Yields increased 9% for herbicide tolerance and 25% for insect resistant varieties. Farmers who adopted GM crops made 69% higher profits than those who did not. The review found that GM crops help farmers in developing countries, increasing yields by 14 percentage points.



3  Diseases are defeated


Human disease is rife, even well into the 21st century. 


Along comes genetic engineering to the rescue…


As an example, cystic fibrosis, a common worldwide disease, has no available cure. 


As it happens, however, through genetic engineering, cystic fibrosis could be completely eradicated. 



4  Eradicating illness in unborn and young children


Even prior to the time that a child is born, it’s possible to determine a variety of problems.


While a fetus is still inside the womb, a doctor is able to tell if, after the fetus is born, it will suffer from Down’s syndrome for from sickle cell anemia. 


Now, it’s definite progress that a specialist can pinpoint such diseases well before a child is born. However, what if we had the ability to ensure that all children were born free of such problems?


Along comes genetic engineering. 


Through genetic engineering, all children would be born completely healthy.


Further, with genetic engineering, it’s now possible to ensure that a parent that suffers from a degenerative disease does not pass the disease onto their children. 
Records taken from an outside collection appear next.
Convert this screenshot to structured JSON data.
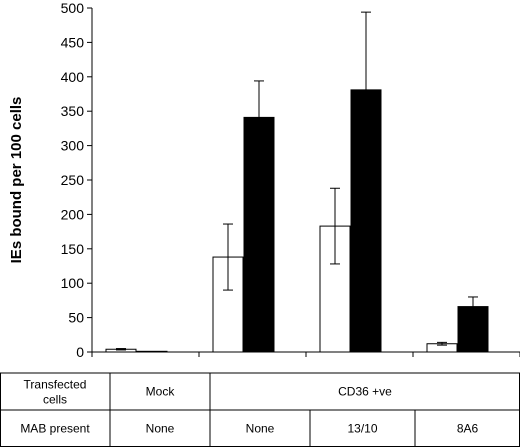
{
  "chart_data": {
    "type": "bar",
    "ylabel": "IEs bound per 100 cells",
    "ylim": [
      0,
      500
    ],
    "yticks": [
      0,
      50,
      100,
      150,
      200,
      250,
      300,
      350,
      400,
      450,
      500
    ],
    "ytick_labels": [
      "0",
      "50",
      "100",
      "150",
      "200",
      "250",
      "300",
      "350",
      "400",
      "450",
      "500"
    ],
    "groups": 4,
    "series": [
      {
        "fill": "#ffffff",
        "values": [
          4,
          138,
          183,
          12
        ],
        "errors": [
          1,
          48,
          55,
          2
        ]
      },
      {
        "fill": "#000000",
        "values": [
          1,
          341,
          381,
          66
        ],
        "errors": [
          0,
          53,
          113,
          14
        ]
      }
    ]
  },
  "table": {
    "rows": [
      {
        "header": "Transfected cells",
        "cells": [
          {
            "text": "Mock",
            "span": 1
          },
          {
            "text": "CD36 +ve",
            "span": 3
          }
        ]
      },
      {
        "header": "MAB present",
        "cells": [
          {
            "text": "None",
            "span": 1
          },
          {
            "text": "None",
            "span": 1
          },
          {
            "text": "13/10",
            "span": 1
          },
          {
            "text": "8A6",
            "span": 1
          }
        ]
      }
    ]
  }
}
As an example of this: Huntington’s disease. If you, as an adult, have Huntington’s disease, there’s a 50/50 chance that, if you have children, they will inherit the disease from you.


But it doesn’t stop there.


Even if your children do not “inherit” the disease from you, there’s a high possibility that they will be carriers. 


In both cases, genetic engineering can halt Huntington’s disease in its tracks completely. 





Disadvantages of Genetic Engineering


1  Limitations on diversity of genetic makeup


Diversity is required in all species. 


Through genetic engineering, though, genetic diversity is open to abuse.


If you want to live in a world of clones where we all look the same and think the same, then look to genetic engineering as to how it’s possible to achieve.


Adolf Hitler wanted something similar. 



2  Genetically modified defects


Is it actually safe to make alterations at the cellular level?


While science has come on leaps and bounds in the past 100 years or so, it still remains that scientists do not yet fully understand the workings of the human body.


Given this, it’s not possible to fully understand what will occur should very slight alterations are made to human DNA.


Questions need to be asked:

What will happen if we do, in fact, manage to successfully eradicate one disease to then introduce something that is completely new and far more dangerous?


The human body is a complex beast. 


Scientists have no way of predicting the effects their actions will have. 



3  Is genetic engineering the right thing to do?


At the advent of genetic engineering, when it was initially proven to be possible to achieve, the immediate reaction was “is this right?”


Many people, particularly those of a more religious persuasion, claimed that genetic engineering was “trying to play God.”


Other than the religious perspective, ethical objections do still exist. 


The argument being that disease is here for a reason, and has always been here for a reason. 


If we were to eradicate all disease, the planet would quickly become overpopulated, if it isn’t already.


So, the overall argument is that if we persist with genetic engineering, we can’t possibly predict the problems that will be caused because of it.



4  Will genetic engineering go too far?


While the vast majority of scientists invest their time using genetic engineering with the very best of intentions, what will happen if a handful of scientists opt not to utilize genetic engineering for the betterment of the human race?


Is it right and is it fair to start engineering people’s hair color, people’s eye color, people’s level of intelligence?


Is it right to ensure the sex of a child? For example, in countries such as China and India, the two most populated countries on the planet, the preference is to have a boy. 


Is it right that there’s a definitive certainty that when you have a child it will be a boy?


Is playing with nature actually a safe thing to do?


There are many questions asked; there are many answers still unknown.